It has been a week of turmoil and unrest across the world, from protests turned violent crackdown in Ukraine to massive street demonstrations in Venezuela to ongoing suppression of free speech in Sochi, Russia, at the Olympic Games.
What do these three have in common? Governments that are perceived as nonresponsive and even corrupt, where rights can be taken away as easily as they are given. These protesters risk their freedom, and even their lives, to speak out against injustice.
When looking at situations like these, it’s easy to be grateful that we don’t have to fight the same battles in America. Comparatively, we have it pretty good. The rule and tradition of law ingrained into our culture means that any potential challenge to freedom must first pass through our elected representatives. But to think that means our rights can’t be taken away is naive.
Case in point: an Iowa House of Representatives subcommittee has given the go-ahead for a bill allowing police to strip-search a person for a simple misdemeanor. In Iowa, that includes possession of drug paraphernalia, domestic assault not resulting in an injury, and even traffic violations.

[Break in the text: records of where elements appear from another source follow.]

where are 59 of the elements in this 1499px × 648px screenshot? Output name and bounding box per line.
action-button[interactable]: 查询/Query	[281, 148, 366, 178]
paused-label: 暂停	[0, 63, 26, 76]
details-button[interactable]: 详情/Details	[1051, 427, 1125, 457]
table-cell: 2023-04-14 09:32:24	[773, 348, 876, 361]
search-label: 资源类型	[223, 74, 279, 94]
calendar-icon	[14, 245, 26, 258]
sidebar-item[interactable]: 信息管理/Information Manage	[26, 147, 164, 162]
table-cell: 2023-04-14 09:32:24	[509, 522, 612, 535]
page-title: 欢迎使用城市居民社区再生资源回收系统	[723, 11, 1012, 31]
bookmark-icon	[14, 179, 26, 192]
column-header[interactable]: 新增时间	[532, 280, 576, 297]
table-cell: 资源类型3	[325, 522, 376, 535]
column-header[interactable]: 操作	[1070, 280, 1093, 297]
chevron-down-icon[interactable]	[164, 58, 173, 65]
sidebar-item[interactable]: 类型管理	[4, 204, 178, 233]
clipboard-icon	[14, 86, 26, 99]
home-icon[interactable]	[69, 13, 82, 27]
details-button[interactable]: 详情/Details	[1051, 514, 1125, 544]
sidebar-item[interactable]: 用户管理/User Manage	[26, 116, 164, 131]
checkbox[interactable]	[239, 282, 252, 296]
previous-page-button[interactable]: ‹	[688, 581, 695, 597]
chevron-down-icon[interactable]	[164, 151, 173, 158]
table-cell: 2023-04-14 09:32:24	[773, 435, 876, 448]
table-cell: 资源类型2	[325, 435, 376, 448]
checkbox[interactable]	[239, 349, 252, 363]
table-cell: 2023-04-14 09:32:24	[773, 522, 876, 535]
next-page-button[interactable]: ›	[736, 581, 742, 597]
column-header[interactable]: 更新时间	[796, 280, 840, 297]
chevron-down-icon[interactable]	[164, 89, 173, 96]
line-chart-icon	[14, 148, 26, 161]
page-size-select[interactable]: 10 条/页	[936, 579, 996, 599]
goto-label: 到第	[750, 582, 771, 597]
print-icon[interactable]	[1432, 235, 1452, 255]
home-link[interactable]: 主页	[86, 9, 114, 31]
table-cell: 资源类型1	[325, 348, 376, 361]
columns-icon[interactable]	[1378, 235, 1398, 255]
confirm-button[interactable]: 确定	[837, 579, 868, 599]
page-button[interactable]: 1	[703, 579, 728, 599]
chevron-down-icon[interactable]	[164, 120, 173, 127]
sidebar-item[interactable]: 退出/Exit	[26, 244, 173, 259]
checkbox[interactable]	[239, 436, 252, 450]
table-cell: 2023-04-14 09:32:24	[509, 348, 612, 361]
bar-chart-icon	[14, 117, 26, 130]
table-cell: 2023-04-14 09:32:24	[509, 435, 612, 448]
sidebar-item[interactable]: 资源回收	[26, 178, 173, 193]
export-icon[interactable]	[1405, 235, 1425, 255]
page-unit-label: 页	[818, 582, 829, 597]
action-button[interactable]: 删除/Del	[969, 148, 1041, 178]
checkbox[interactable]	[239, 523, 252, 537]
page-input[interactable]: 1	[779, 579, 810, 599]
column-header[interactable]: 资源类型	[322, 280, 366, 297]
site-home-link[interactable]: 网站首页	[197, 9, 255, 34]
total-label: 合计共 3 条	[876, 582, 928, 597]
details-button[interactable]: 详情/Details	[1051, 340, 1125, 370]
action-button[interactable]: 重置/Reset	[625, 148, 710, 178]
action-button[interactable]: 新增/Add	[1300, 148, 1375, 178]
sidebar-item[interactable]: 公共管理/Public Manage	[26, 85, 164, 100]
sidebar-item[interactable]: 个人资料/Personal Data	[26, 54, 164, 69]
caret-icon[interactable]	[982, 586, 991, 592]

The bill, HSB 510 changes the standard for strip searches in these cases. Before, in order to conduct an invasive search, police would need probable cause, the same standard applied to home and vehicle searches. In essence, probable cause protects citizens from police overreach, ensuring that searches conducted without this important standard are inadmissible in court and potentially punishable.
But under the amended HSB 510, that protection is invalidated. “Probable cause” has been replaced with “reasonable suspicion.” While the need for safety and security in prisons is certainly vital, this new standard crosses the line. Strip searches would be conducted “at the discretion of the jail or municipal holding facility authorities.”
The bill passed the House Judiciary Committee 14-4 last week, after facing opposition from lawmakers as well as groups such as the ACLU. But now, the public has a chance to discuss the bill before it goes to the House floor for a vote.
Hard questions need to be asked about this legislation, questions of dignity and assumptions. Do we want to live under a rule of law that allows authorities to invade our bodies, the utmost private space, for a traffic violation? Is it OK to assume that those arrested for minor offenses deserve to have that right, the guarantee of probable cause taken away?
We believe that the guarantees of individual freedom enshrined in the U.S. Constitution are incongruent with the idea of strip searches after traffic stops. This legislation simply does not have a place in America.
Our justice system was designed to protect the innocent, not to rule with an iron fist. As Blackstone’s Formulation, one of the cornerstones of modern judiciaries states, “It is better that 10 guilty persons escape than that one innocent suffer.”
Removing probable cause as a prerequisite from a policy as invasive as strip searches is tantamount to reversing that formulation. By treating persons arrested or cited for simple misdemeanors as criminals with something to hide, we erode the trust between the citizenry and the government. We’ve seen what happens when that trust is gone: It looks something like Kiev, Ukraine.